Our second unsolved problem; correctly dealing with uncertainty.
In a way the problem is us humans. We are bad at dealing with uncertainty. Our friend on the left is a pigeon whose brain is wired for it. Some wonderful work by Walter Herbranson at Whitman College shows when it comes to reasoning in the face of uncertainty pigeons are better than most humans, including most math professors.
Our brains are just not wired for it. Even when we SEE the data. Lone Star has done research on how humans express uncertainty, how we understand it, and how we make decisions in the face of it. Our work showed people are only good at this under very narrow conditions.
For example, they can only reliably answer Little Questions™. And, while our work (and work done by Doug Hubbard) shows that training can improve most people’s ability to estimate spans of uncertainty, that ONLY applies to these narrow, Little Questions.
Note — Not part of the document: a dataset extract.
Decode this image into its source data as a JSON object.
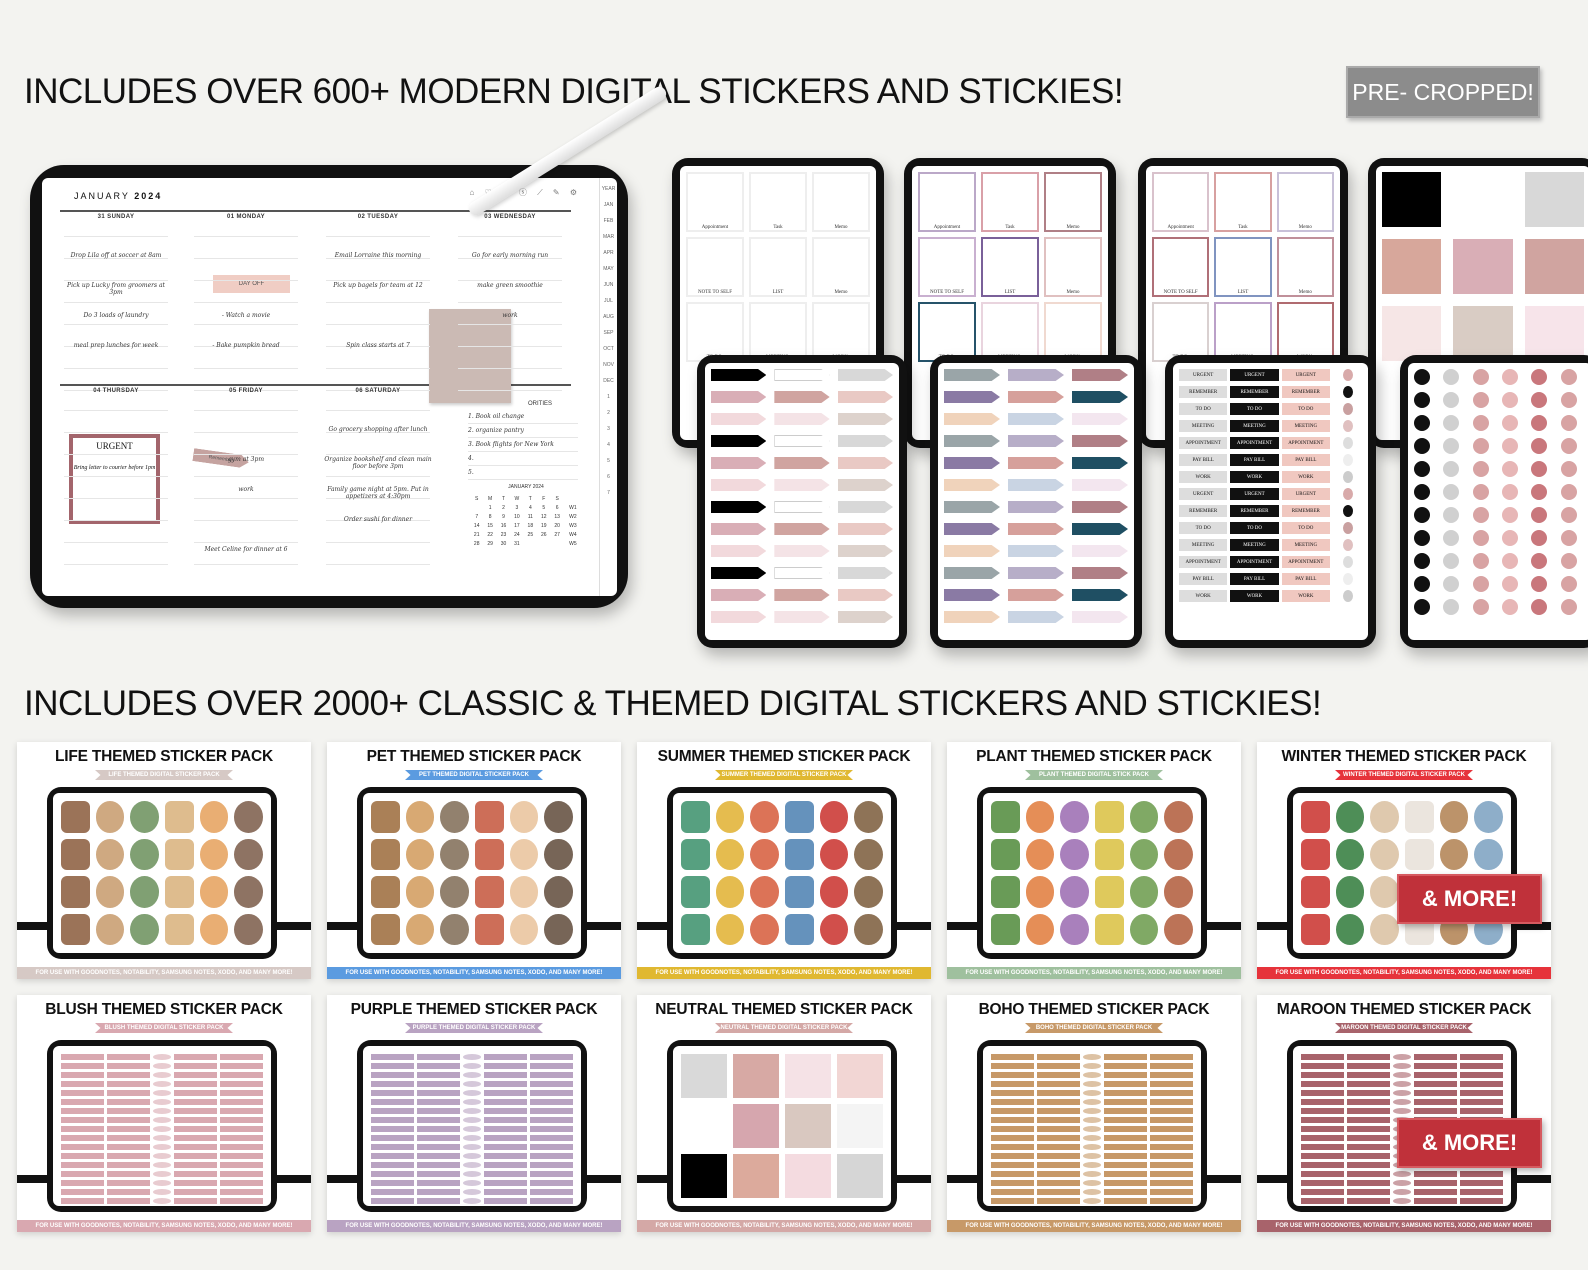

In fact, our research shows university education in probability and statistics doesn’t help people improve much, and may make some of us dumber.
No matter how gifted you are, you probably aren’t very good at this.
Humans who are compared to pigeons in Herbranson’ s research are much better at probabilistic reasoning.
Don’t feel bad. The problem Herbranson uses for pigeons stumped Paul Erdos. Erdos was the most prolific mathematician in history. He published about 1500 papers before he died in 1996. Some of his important work was in probabilistic methods. But, according to his biographer, he refused to believe the correct solution until shown the results of a Monte Carlo simulation.
If Erdos had a hard time being intuitive with the mathematics of uncertainty the rest of us don’t have much of a chance. Yet we must make decisions which incorporate uncertainty.
So, an unsolved problem is how to deal correctly with uncertainty when we do analytics and data science. This is really a collection of problems. Some are procedural, some related to visualizations, some are rooted in how we teach our students.
A great deal of this problem seems to relate to information theory and signal processing.
Those two disciplines have struggled for about 80 years with the problems of randomness and noise. We can learn a lot from them.
But we see data science practitioners “clean” their data without good rationale about what is “dirt” and what is “noise”, so it seems data science can still learn from signal processing and information theory. This problem is connected to our first problem; detecting and classifying types of data dirt.
In a global benchmarking project, we found this area to be one of the most troublesome. Spans of uncertainty are collected, ingested for analytics, computed, reported and used. At each step, benchmarking shows there are real challenges.
Dealing with uncertainty is the second unsolved problem.